•Late Ken Saro-Wiwa and Tinubu
President Bola Ahmed Tinubu has been urged to grant state pardon to the late environmental activist, Ken Saro Wiwa who was hanged in November 1995 by the military Government and also pay compensation to his family.
Clean Environmental Foundation, (CEF) made the call in a statement signed by its Executive Director, Isaac Omomedia, stating that the President should make Saro-Wiwa a national hero and name a national monument after him.
The group stated that President Tinubu needed to understand the pain, misery and agony the Niger Delta people face due to the murder of Ken Saro Wiwa, reports Daily Independent.
He was arrested in 1995 by the military regime of the late General Sani Abacha following the mass attack on four leading Ogoni leaders.
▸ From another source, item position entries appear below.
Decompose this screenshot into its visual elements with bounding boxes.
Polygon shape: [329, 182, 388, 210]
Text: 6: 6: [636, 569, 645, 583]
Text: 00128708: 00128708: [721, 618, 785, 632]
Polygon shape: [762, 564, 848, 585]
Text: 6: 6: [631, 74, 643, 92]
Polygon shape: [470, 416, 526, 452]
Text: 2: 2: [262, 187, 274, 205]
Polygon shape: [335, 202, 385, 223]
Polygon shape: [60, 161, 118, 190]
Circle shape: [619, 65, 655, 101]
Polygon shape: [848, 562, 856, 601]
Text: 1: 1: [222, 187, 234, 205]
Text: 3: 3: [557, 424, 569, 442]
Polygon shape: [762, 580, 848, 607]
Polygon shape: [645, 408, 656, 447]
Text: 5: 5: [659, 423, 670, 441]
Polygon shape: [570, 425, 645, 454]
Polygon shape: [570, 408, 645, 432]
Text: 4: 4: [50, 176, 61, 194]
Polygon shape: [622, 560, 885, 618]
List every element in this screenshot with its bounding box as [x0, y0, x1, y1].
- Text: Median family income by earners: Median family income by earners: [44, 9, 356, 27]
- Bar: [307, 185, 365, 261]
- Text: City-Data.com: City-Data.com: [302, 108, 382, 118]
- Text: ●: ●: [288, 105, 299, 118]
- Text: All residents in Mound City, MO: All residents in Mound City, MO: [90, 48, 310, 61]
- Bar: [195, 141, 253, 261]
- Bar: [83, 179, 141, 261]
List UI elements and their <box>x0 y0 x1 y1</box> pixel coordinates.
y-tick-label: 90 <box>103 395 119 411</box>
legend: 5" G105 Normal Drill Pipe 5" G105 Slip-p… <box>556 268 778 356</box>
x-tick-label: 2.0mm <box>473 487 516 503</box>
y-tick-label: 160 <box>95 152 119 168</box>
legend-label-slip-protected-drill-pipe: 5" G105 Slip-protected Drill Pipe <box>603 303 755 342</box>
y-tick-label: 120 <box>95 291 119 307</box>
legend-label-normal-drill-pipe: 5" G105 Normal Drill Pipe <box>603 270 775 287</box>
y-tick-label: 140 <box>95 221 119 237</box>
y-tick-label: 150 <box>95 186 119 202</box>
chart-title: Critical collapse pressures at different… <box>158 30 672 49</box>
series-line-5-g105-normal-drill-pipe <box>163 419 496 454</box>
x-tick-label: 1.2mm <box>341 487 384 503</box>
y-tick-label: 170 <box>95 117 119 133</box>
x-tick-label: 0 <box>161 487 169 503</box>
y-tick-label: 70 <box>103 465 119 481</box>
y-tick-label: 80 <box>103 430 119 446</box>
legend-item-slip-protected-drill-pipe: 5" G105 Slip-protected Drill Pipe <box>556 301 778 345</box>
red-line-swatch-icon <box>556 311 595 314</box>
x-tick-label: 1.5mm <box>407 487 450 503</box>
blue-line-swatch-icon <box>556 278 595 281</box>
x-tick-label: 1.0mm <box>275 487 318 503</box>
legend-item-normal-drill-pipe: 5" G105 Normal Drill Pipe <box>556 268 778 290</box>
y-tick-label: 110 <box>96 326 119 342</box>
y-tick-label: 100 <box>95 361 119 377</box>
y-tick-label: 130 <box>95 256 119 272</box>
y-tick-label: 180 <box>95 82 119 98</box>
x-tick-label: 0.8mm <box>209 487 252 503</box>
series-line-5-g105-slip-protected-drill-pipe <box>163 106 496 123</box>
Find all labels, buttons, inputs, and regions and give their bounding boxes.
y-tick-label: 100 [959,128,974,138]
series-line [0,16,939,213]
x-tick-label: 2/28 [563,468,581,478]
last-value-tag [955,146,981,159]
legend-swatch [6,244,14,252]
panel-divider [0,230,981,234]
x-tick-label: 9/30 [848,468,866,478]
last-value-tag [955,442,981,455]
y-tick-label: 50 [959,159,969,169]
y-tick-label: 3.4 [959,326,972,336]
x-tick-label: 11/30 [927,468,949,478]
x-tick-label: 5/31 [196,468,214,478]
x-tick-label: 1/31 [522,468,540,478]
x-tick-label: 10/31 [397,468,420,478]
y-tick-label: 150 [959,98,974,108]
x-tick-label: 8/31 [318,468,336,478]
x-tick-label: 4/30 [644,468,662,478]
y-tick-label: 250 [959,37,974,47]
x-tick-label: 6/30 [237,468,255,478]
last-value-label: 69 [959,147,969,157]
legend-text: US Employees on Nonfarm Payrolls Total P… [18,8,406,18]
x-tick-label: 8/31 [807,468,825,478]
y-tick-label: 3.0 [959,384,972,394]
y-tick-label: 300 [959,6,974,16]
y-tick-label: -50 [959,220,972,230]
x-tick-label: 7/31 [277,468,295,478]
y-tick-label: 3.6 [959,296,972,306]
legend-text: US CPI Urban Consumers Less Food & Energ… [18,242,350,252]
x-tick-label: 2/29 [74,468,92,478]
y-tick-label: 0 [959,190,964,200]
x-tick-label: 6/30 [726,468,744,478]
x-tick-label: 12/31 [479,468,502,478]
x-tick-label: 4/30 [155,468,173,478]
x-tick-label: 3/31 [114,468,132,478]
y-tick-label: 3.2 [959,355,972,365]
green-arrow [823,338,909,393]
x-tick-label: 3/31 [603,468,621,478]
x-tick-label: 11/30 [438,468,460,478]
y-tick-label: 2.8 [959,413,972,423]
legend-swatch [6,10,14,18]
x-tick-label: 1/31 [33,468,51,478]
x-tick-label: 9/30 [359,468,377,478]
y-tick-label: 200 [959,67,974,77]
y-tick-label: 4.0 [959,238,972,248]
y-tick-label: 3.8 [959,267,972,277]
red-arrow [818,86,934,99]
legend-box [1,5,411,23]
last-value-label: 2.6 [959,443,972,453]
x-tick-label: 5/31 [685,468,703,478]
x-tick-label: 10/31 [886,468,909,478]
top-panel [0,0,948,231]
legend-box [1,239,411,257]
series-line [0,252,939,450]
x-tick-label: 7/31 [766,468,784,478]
The military government blamed him for the killing but many see it as a plot by the government to nail its avowed enemy.
Ken Saro Wiwa had raised the banner of resistance against environmental injustice to the global level.
A tribunal was subsequently set up by the military which culminated in the death sentence passed on Saro Wiwa and eight other Ogoni leaders.
The trial drew global condemnation from leaders across the world including the then South African President Nelson Mandela.
“We call on President Bola Tinubu to extend state pardon to Ken Saro Wiwa and eight others judicially murdered by the Nigerian State under Gen Sani Abacha. The President should declare Saro Wiwa a National hero after the state pardon granted him and eight others.”
CEF, a leading environmental group in West Africa recently, conducted an extensive research and tour of the Niger Delta to assess damage to the ecosystem and other biodiversity issues.
Omomedia said, “The return of oil exploration in Ogoni is not as important as building broken trust between the Ogoni and the Nigerian authorities. The Government should not give the impression that it is more interested in profit than in Justice.”
According to him, an average Ogoni man feels depressed, marginalised and traumatised by the killing of Ken Saro Wiwa who stood out as a man of peace that never resorted to armed insurrection, yet he was killed by the Nigerian state.
“President Tinubu should do the right thing. He will instantly enjoy the support of Ogoni people and the entire Niger Delta if he can be courageous enough to reclaim the lost trust between Ogoni and the Nigerian state,” Omomedia said.
Kenule Beeson Saro-Wiwa was born in October 1941.
He was a Nigerian writer, teacher, poet television producer, and social rights activist who lost his life in 1995
He led the struggle for environmental justice in the Niger-Delta with specific focus on Ogoni people.
Saro-Wiwa was a member of the Ogoni people, an ethnic minority which is very rich in oil and gas.
Ogoniland, in the Niger Delta, has witnessed crude oil extraction since the 1950s amidst complaints of environmental pollution and destruction of the ecosystem.
The region also suffers gas flaring with serious health implications and environmental damage.
There have been decades of indiscriminate petroleum waste dumping and construction of pipelines on farmlands denying the people food security.